シャンクスたちもこんな苦労をして自分を育てていたのだろうか…とウタは久しぶりに赤髪海賊団に恨み以外の感情を抱いたのだった。
幸い、赤ん坊の両親は怪我を負いつつも生きており、襲撃後に必死で赤ん坊を探していたのですぐに見つかった。
一応変装はしていたが街の状況の為かお尋ね者である事には気付かれずに済んだ。
あるいは気付かないフリをしてくれたのか。
懸賞金のかかった海賊たちの身柄と引き換えに食料や物資を分けて貰えたりもした。
涙を流して感謝されて2人も泣きそうになった。
まだ僅かに見える街を眺めながら、船上で身を寄せ合うルフィとウタ。
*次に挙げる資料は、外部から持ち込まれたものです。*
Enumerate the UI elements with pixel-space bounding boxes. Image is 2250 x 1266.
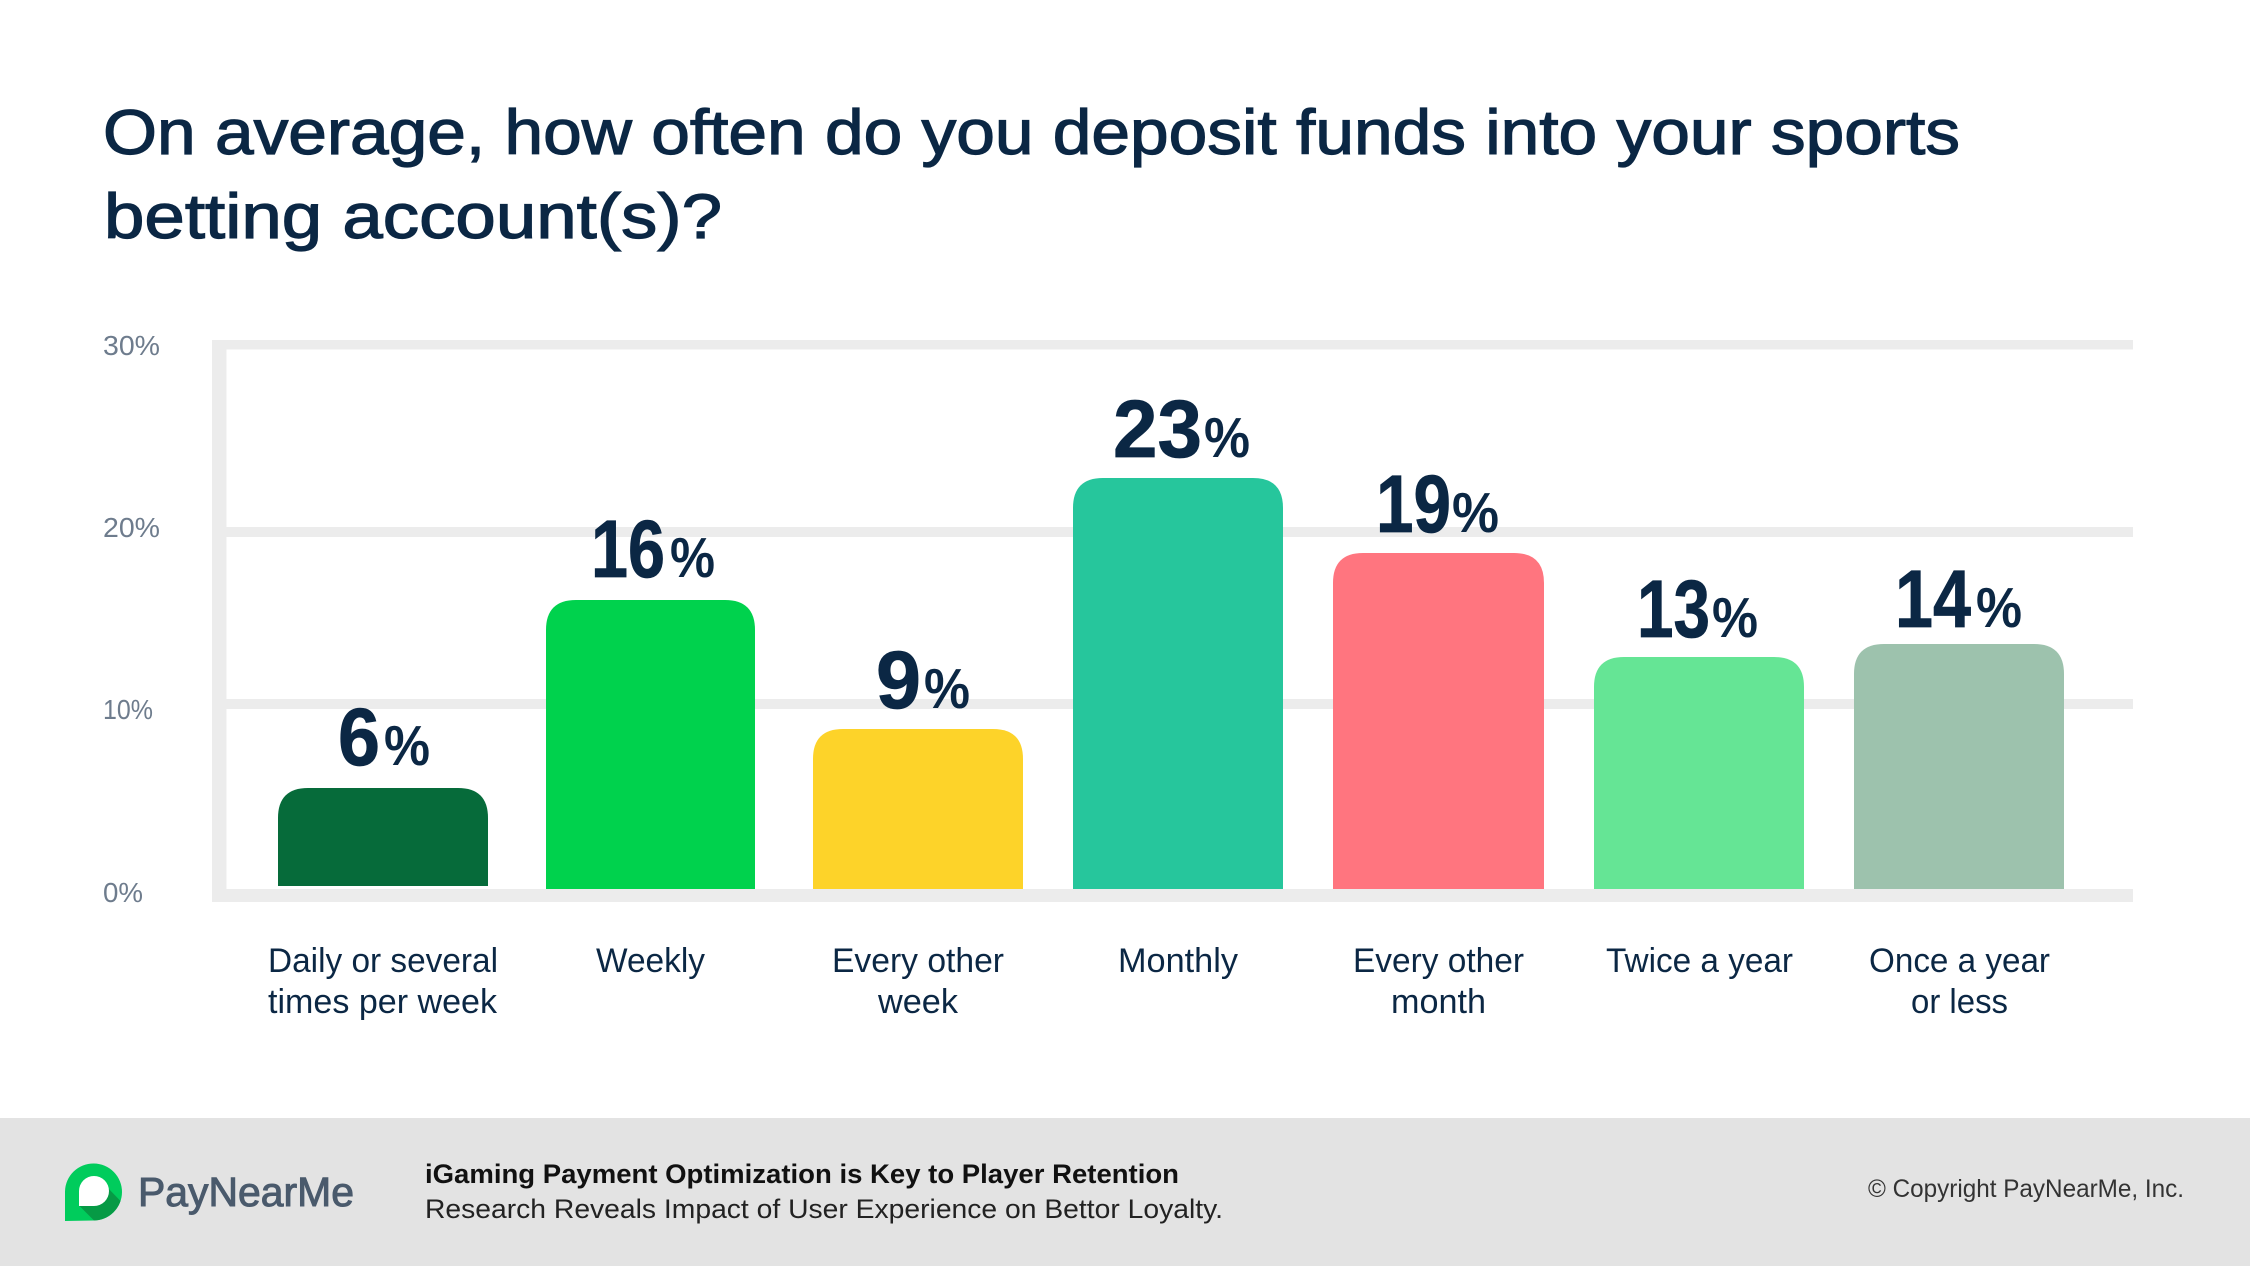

赤ん坊の世話という体験を経て考えることは2人とも同じだった。
比翼連理の言葉が似合う男女、まして伴侶以外の全てを失い、共依存に陥っている2人が自分達の子供を望むのは、もはや理屈を超えた生物としての本能か。
「ルフィ…いつか…今は、とても無理だけど……いつか落ち着いて暮らせるようになったら…赤ちゃん、欲しい…ルフィと私の…」
「いいなぁ…じいちゃんがなんで曾孫の顔見せろって言ってたか分かった…そうだな、10人はほしいなァ!」
「あはは…そんなに産めるかなぁ?…ビッグマムじゃあるまいし」
逃亡中の身の上であることは理解している。
身重になれば逃亡どころでは無くなる事も、生まれてきた子に苦難の人生を歩ませてしまう事も分かっている。
…きっと恨まれるだろうという事も。
それでも望んでしまうのだった。